In No Straight Lines Chapter 8 states: if you want to create the future you have to hack it. From The Atlantic a great and compelling story of how a group of very extraordinary people worked together to create transformational change to run a complex campaign to help get Obama re-elected as President.

The lessons that present themselves are useful lessons for other organisations. There is a saying that purpose is the hidden leader, it seems clear without common purpose, a higher goal that all had signed up for – the radical re-design of the campaign tech platforms and their enhanced capability would never have happened.

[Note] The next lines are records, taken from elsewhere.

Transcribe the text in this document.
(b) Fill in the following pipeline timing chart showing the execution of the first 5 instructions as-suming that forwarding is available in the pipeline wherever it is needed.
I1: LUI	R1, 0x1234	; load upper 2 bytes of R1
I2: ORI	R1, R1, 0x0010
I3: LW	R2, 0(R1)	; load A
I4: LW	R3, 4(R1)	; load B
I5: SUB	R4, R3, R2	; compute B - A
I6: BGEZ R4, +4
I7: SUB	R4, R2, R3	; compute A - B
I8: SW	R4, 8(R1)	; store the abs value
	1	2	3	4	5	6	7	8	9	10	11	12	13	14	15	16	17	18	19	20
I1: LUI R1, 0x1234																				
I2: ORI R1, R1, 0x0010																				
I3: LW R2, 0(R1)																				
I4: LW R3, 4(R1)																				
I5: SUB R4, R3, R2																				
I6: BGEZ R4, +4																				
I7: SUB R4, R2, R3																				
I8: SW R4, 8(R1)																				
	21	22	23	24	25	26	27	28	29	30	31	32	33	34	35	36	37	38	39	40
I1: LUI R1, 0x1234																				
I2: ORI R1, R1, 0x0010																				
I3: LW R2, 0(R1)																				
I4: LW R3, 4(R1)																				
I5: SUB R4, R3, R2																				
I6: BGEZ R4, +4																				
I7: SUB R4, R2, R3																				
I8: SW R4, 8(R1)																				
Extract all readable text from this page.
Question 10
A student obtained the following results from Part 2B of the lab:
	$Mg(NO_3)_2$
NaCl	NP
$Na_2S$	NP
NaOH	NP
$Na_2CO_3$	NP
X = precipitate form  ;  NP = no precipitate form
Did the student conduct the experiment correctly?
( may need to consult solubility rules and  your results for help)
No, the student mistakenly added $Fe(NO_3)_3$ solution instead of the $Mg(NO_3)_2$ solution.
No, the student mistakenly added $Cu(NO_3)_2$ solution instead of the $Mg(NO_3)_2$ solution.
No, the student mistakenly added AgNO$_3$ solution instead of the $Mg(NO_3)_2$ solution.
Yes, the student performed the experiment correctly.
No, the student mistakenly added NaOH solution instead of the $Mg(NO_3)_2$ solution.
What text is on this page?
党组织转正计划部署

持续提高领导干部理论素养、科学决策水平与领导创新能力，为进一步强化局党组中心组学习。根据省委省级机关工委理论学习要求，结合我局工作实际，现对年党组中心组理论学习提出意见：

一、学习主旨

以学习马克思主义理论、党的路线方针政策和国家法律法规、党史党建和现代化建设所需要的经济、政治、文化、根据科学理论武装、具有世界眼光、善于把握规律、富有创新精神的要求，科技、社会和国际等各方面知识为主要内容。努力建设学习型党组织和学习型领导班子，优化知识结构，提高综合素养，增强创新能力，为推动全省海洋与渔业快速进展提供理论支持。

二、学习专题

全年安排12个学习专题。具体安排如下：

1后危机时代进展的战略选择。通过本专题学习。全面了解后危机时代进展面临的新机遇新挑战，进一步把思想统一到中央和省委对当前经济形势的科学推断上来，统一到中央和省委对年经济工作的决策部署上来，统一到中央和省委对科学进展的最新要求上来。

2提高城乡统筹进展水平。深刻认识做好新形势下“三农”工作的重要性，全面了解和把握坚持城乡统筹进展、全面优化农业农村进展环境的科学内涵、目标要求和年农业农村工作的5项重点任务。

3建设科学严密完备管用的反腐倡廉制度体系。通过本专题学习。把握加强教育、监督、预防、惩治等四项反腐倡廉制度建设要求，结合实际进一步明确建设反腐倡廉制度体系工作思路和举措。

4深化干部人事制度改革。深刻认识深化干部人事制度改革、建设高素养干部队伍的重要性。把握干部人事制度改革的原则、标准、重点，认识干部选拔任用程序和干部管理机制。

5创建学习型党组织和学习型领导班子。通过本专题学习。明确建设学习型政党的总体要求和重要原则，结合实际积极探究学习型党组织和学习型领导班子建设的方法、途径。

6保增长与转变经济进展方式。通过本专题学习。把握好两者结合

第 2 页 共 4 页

We can draw further insights and lessons:

  1. How one deals with complexity (as there were some big complex challenges to overcome)
  2. How teams learn to adapt
  3. How being prepared to be open to new ideas and ways of doing things is vital
  4. That transformational change is hard work and you only get to the other side if the organisation is purpose driven
  5. Connecting meaningfully to ones community never to be underestimated
  6. Talent is everything and that it does not necessarily come in chino’s and a dress shirt
  7. Raw Data refined into valuable useable data is the black gold of the 21st Century

Last point is they did it, because they never gave up. The team sought a transformational answer to intractable problems; they were not satisfied with traditional orthodoxies and the limitations they put upon us. In No Straight Lines the last of 6 key principles is what I call being EPIC – the desire to seek transformational change.

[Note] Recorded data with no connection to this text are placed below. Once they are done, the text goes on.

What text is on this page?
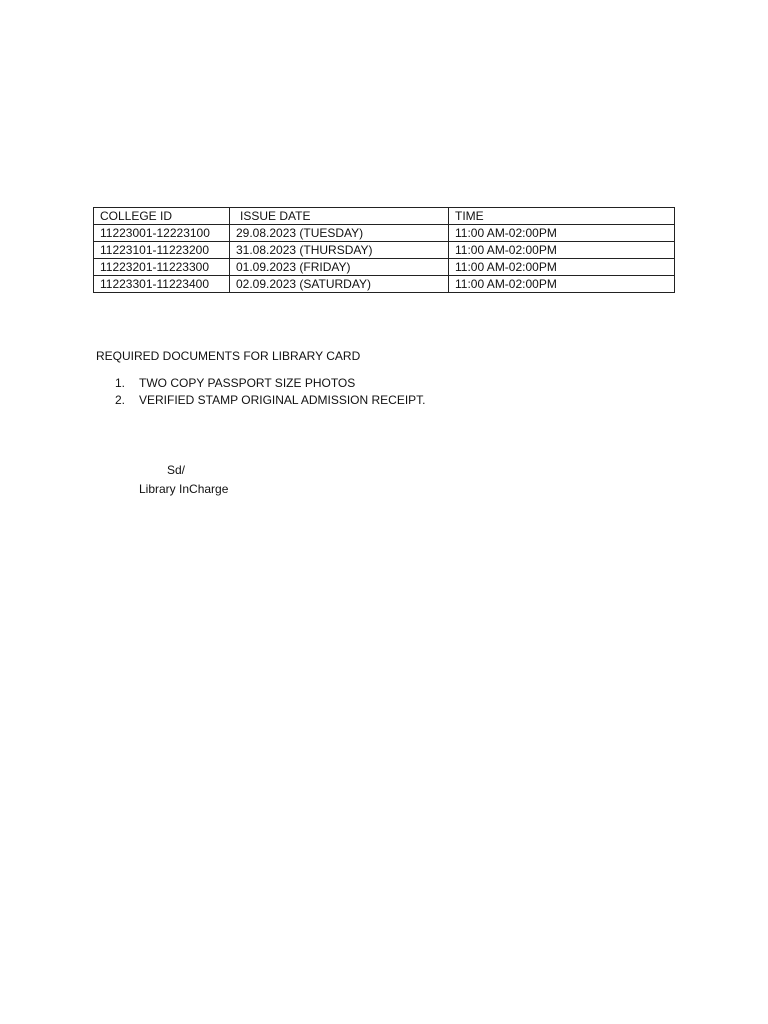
COLLEGE ID	ISSUE DATE	TIME
11223001-12223100	29.08.2023 (TUESDAY)	11:00 AM-02:00PM
11223101-11223200	31.08.2023 (THURSDAY)	11:00 AM-02:00PM
11223201-11223300	01.09.2023 (FRIDAY)	11:00 AM-02:00PM
11223301-11223400	02.09.2023 (SATURDAY)	11:00 AM-02:00PM
REQUIRED DOCUMENTS FOR LIBRARY CARD
1.	TWO COPY PASSPORT SIZE PHOTOS
2.	VERIFIED STAMP ORIGINAL ADMISSION RECEIPT.
Sd/
Library InCharge
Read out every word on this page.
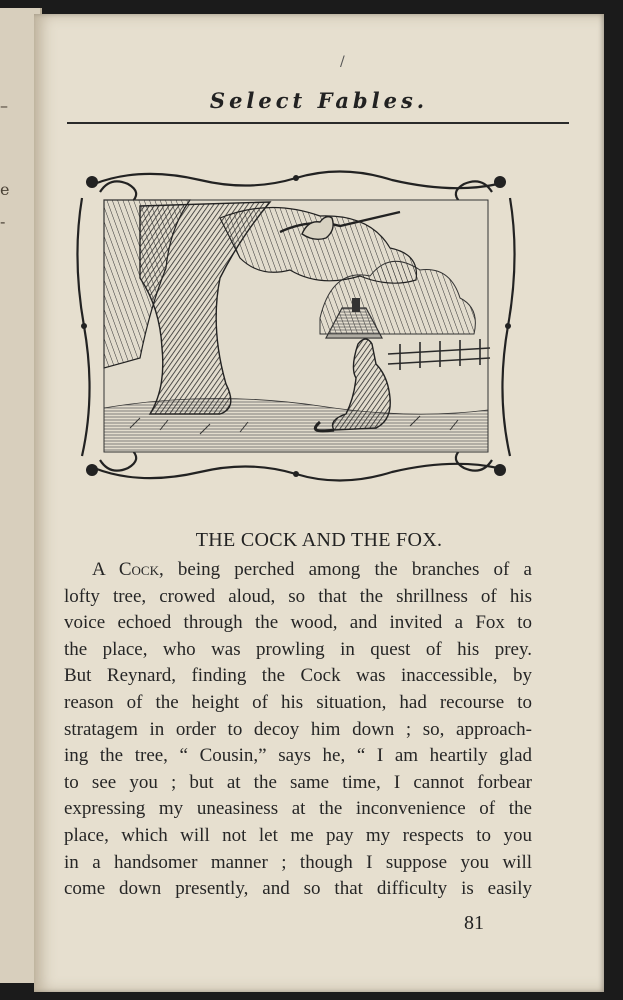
–
e
-
/
Select Fables.
THE COCK AND THE FOX.
A Cock, being perched among the branches of a
lofty tree, crowed aloud, so that the shrillness of his
voice echoed through the wood, and invited a Fox to
the place, who was prowling in quest of his prey.
But Reynard, finding the Cock was inaccessible, by
reason of the height of his situation, had recourse to
stratagem in order to decoy him down ; so, approach-
ing the tree, “ Cousin,” says he, “ I am heartily glad
to see you ; but at the same time, I cannot forbear
expressing my uneasiness at the inconvenience of the
place, which will not let me pay my respects to you
in a handsomer manner ; though I suppose you will
come down presently, and so that difficulty is easily
81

Being Epic is about having the vision, the courage and the conviction to seek and implement lasting change, like Patients Know Best, or how Jamie Lerner transformed the ailing city that was Curatiba in Brazil. Being Epic requires individuals and companies to seek an entrepreneurial spirit; that entrepreneurial spirit demonstrates the ability to recognise opportunities for value creation and then be able to design innovative ways to capture that value. Being able to mobilise the necessary resources in a responsible and sustainable way, accepting the inherent risks and upfront personal investment involved and favouring speed in implementation. Being Epic means showing persistence and tenacity to convert great ideas into tangible results and the ability to implement them. Being Epic means acting proactively so that things get done, enabling innovation with practical intelligence, and seeking collaboration to get things done.